A thoroughly engaging narrative, by turns alive with humor and opening into delicate estuaries of thought, Awkward: A Detour is a book-length essay that ranges across subjects and conditions as diverse as ontological discomfort and situational silence, immigration and stuttering, tact and its etymological association with touch, the life and work of Rainer Werner Fassbinder, Emily Dickinson and Henry James, as well as the letters that an Italian grandfather wrote to the author but never sent her when she was a child. The book also considers precociousness, prodigiousness and other forms of knowledge out of range and out of bounds, as well as diplomatic and ambassadorial relations between nations and between family members.
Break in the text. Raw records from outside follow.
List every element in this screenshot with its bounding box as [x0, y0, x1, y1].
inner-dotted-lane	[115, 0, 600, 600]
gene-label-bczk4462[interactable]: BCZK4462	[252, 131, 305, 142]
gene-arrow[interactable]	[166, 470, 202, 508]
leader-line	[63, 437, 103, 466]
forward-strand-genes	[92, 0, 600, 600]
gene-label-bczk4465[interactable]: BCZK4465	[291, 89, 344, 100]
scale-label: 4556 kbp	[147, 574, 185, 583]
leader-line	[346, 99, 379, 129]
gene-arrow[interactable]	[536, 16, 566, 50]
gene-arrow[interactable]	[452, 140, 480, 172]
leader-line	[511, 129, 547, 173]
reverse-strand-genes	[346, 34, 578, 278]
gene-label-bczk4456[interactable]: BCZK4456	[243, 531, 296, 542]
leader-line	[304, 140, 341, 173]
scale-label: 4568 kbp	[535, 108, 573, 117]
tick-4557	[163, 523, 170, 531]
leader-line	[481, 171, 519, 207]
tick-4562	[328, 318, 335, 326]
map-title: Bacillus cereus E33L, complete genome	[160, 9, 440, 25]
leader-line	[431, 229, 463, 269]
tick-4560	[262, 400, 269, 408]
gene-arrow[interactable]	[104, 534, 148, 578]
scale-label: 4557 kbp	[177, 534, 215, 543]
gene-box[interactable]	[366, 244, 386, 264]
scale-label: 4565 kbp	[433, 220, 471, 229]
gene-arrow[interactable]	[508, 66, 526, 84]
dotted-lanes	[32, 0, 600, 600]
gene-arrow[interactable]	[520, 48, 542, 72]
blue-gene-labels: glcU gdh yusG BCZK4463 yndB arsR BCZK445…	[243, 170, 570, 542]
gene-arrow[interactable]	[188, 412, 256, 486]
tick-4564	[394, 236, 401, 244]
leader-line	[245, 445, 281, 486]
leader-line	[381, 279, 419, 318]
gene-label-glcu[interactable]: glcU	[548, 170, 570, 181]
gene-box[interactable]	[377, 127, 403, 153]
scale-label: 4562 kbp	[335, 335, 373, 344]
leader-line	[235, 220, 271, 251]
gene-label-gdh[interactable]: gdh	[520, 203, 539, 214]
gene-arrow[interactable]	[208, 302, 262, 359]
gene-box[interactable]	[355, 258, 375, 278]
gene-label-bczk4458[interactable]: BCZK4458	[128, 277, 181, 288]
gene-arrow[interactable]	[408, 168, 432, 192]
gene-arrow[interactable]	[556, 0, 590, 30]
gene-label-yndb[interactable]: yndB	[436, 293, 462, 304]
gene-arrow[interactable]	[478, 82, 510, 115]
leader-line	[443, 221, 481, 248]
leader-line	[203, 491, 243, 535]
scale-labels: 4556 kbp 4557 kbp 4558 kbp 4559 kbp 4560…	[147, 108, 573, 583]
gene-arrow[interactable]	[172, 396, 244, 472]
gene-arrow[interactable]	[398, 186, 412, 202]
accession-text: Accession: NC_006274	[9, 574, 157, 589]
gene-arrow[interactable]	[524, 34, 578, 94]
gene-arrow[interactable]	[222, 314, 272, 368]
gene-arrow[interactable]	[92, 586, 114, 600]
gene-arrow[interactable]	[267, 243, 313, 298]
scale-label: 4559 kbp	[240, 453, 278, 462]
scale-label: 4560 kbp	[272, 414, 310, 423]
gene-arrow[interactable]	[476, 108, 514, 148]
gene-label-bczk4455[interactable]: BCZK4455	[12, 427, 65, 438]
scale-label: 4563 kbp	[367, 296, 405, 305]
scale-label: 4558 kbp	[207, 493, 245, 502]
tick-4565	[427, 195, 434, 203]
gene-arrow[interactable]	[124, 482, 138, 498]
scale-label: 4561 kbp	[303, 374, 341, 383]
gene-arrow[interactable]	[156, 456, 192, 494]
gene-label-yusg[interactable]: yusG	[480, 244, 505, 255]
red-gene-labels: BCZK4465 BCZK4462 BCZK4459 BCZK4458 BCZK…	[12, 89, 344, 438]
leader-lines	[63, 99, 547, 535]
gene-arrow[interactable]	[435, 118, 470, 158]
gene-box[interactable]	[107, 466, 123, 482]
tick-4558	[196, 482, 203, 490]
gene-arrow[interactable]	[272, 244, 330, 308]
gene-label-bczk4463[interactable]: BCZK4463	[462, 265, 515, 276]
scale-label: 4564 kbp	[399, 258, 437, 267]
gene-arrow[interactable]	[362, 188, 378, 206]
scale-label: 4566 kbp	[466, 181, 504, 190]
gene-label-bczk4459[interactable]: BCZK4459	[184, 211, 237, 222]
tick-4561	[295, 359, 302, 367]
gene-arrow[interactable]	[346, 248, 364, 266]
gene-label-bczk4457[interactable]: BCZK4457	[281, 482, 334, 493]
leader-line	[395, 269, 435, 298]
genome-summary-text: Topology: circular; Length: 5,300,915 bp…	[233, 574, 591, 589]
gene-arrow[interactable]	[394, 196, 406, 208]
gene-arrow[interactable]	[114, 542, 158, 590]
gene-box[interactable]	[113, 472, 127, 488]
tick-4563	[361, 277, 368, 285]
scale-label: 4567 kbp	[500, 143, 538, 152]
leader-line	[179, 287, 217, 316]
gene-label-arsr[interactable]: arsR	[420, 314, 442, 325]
Awkward: A Detour does all of this through constant and immediate returns to scenes that readers will recognize drawn from the most mundane and significant aspects of daily living.
Whether she is meditating on John Kerry's perceived awkwardness as a determinant in the shape that 21st century history would take, or on the beguiling and seductive aesthetic of an unreadable novel by Henry James, whether she is describing the awkwardness of finding a death certificate of a loved one in a drawer filled with insignificant files or of dissecting a frog without supervision at age 10, whether describing girls, who, in flight from awkwardness, choose to disappear, or children deemed awkward for knowing more than their child bodies or child minds are allowed to contain, Cappello writes with a rapturous and commanding energy.
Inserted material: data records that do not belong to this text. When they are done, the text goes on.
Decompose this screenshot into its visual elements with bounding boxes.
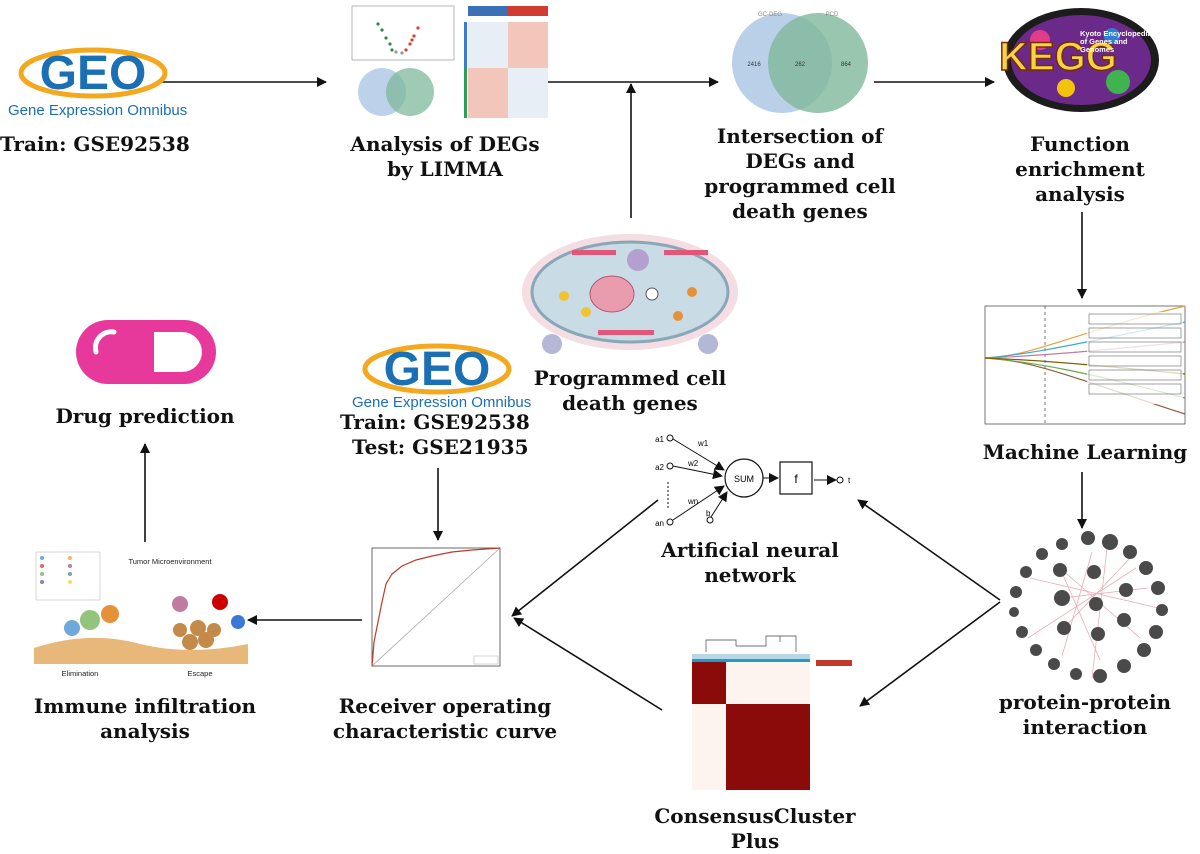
venn-right-count: 864 — [841, 62, 852, 68]
label-line: Analysis of DEGs — [350, 132, 540, 156]
immune-label-escape: Escape — [187, 669, 212, 678]
label-drug-prediction: Drug prediction — [40, 404, 250, 429]
immune-label-elimination: Elimination — [62, 669, 99, 678]
venn-left-set-name: GC-DEG — [758, 12, 782, 18]
pill-icon — [74, 318, 218, 386]
label-enrichment: Function enrichment analysis — [970, 132, 1190, 207]
ppi-network — [1000, 528, 1175, 686]
kegg-logo: KEGG Kyoto Encyclopedia of Genes and Gen… — [998, 4, 1162, 116]
label-line: death genes — [732, 199, 868, 223]
venn-diagram: GC-DEG PCD 2416 262 864 — [720, 2, 880, 118]
ann-sum-node: SUM — [734, 474, 754, 484]
label-line: Machine Learning — [982, 440, 1188, 464]
label-line: network — [704, 563, 796, 587]
label-line: enrichment — [1015, 157, 1145, 181]
label-line: Intersection of — [716, 124, 884, 148]
immune-illustration: Tumor Microenvironment Elimination Escap… — [30, 548, 252, 684]
pcd-cell-illustration — [512, 222, 752, 362]
geo-logo: GEO Gene Expression Omnibus — [8, 42, 188, 122]
kegg-logo-subtitle: Kyoto Encyclopedia of Genes and Genomes — [1080, 30, 1152, 54]
ann-input-a1: a1 — [655, 435, 664, 444]
arrow-ppi-to-consensus — [859, 601, 1001, 707]
label-immune: Immune infiltration analysis — [20, 694, 270, 744]
geo-logo-text: GEO — [40, 47, 147, 100]
label-line: Immune infiltration — [33, 694, 257, 718]
arrow-consensus-to-roc — [513, 617, 663, 711]
geo-logo-subtitle: Gene Expression Omnibus — [8, 102, 188, 119]
label-train-geo: Train: GSE92538 — [0, 132, 200, 157]
ann-weight-w2: w2 — [687, 459, 699, 468]
venn-left-count: 2416 — [747, 62, 761, 68]
label-line: characteristic curve — [332, 719, 558, 743]
label-line: Train: GSE92538 — [0, 132, 190, 156]
geo-logo-subtitle: Gene Expression Omnibus — [352, 394, 532, 411]
label-line: death genes — [562, 391, 698, 415]
ann-bias: b — [706, 509, 711, 518]
label-line: Test: GSE21935 — [352, 435, 529, 459]
lasso-plot — [975, 302, 1195, 438]
ann-diagram: a1 a2 an w1 w2 wn b SUM f t — [650, 430, 865, 530]
label-ann: Artificial neural network — [650, 538, 850, 588]
label-line: Artificial neural — [661, 538, 839, 562]
geo-logo-graphic: GEO — [362, 343, 512, 396]
label-line: ConsensusCluster — [654, 804, 856, 828]
label-line: Receiver operating — [338, 694, 552, 718]
label-line: analysis — [100, 719, 190, 743]
geo-logo-2: GEO Gene Expression Omnibus — [352, 338, 532, 418]
limma-figure — [351, 5, 548, 118]
label-consensus: ConsensusCluster Plus — [630, 804, 880, 854]
label-line: interaction — [1022, 715, 1148, 739]
arrow-ann-to-roc — [511, 499, 659, 617]
geo-logo-graphic: GEO — [18, 47, 168, 100]
label-intersection: Intersection of DEGs and programmed cell… — [690, 124, 910, 224]
label-line: Drug prediction — [55, 404, 235, 428]
label-line: Plus — [730, 829, 780, 853]
ann-output: t — [848, 476, 851, 485]
volcano-points — [376, 22, 420, 55]
kegg-logo-text: KEGG — [1000, 35, 1117, 79]
label-machine-learning: Machine Learning — [965, 440, 1200, 465]
label-line: Function — [1030, 132, 1130, 156]
consensus-heatmap — [676, 632, 856, 792]
arrow-ppi-to-ann — [857, 499, 1001, 601]
label-ppi: protein-protein interaction — [980, 690, 1190, 740]
label-pcd-genes: Programmed cell death genes — [520, 366, 740, 416]
ann-weight-wn: wn — [687, 497, 698, 506]
label-line: Programmed cell — [533, 366, 727, 390]
immune-panel-title: Tumor Microenvironment — [128, 557, 212, 566]
limma-panel — [340, 0, 555, 122]
ann-weight-w1: w1 — [697, 439, 709, 448]
venn-right-set-name: PCD — [826, 12, 839, 18]
label-line: DEGs and — [745, 149, 855, 173]
label-line: programmed cell — [704, 174, 896, 198]
label-limma: Analysis of DEGs by LIMMA — [320, 132, 570, 182]
ann-input-a2: a2 — [655, 463, 664, 472]
ann-function-box: f — [794, 472, 798, 486]
label-roc: Receiver operating characteristic curve — [320, 694, 570, 744]
ann-input-an: an — [655, 519, 664, 528]
label-line: by LIMMA — [387, 157, 503, 181]
venn-both-count: 262 — [795, 62, 806, 68]
roc-curve — [362, 542, 512, 684]
label-train-test-geo: Train: GSE92538 Test: GSE21935 — [340, 410, 540, 460]
label-line: Train: GSE92538 — [340, 410, 530, 434]
label-line: analysis — [1035, 182, 1125, 206]
geo-logo-text: GEO — [384, 343, 491, 396]
label-line: protein-protein — [998, 690, 1172, 714]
Readers can read Awkward: A Detour in pieces; they can pick and choose the form of awkwardness they wish to engage. But the book is also meant to be read beginning to end, rewarding readers with patterns laid down by an expert weaver, unexpected peaks, and a language that becomes more deeply textured and poignant as it goes.
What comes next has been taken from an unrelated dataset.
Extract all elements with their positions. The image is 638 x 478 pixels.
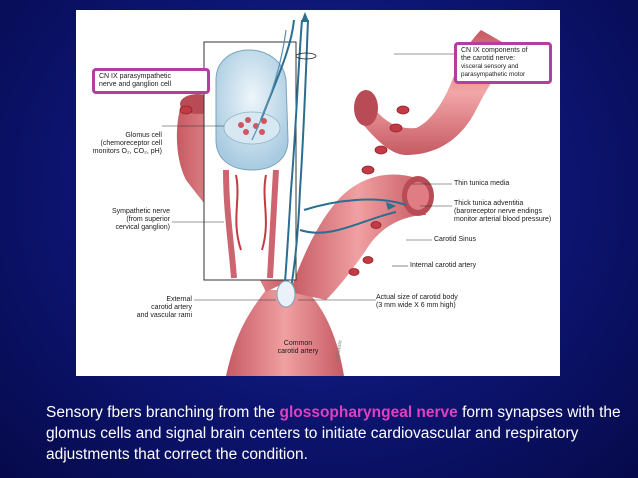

Taking as their impetus the idea of awkwardness as a symptom of an impossibility, the rare and beautiful episodes that make up this book transform that which is awkward into a constellation of becomings. The book is a call, in the end, to be drawn into the space of one another's untoward longing and misplaced middles, each other's recalcitrance and each other's squirm, each other's immanent and lingering awkwardness. Awkwardness, in Cappello's hands, becomes in so many ways a condition to be reclaimed and even celebrated for its human possibility.
After reading this book, we'll never be able to consider our quests for harmony and fit in quite the same way, or for that matter the mundaneness of what we thought we'd understood, something so simple as the relationship between the ways human beings talk and the ways they touch.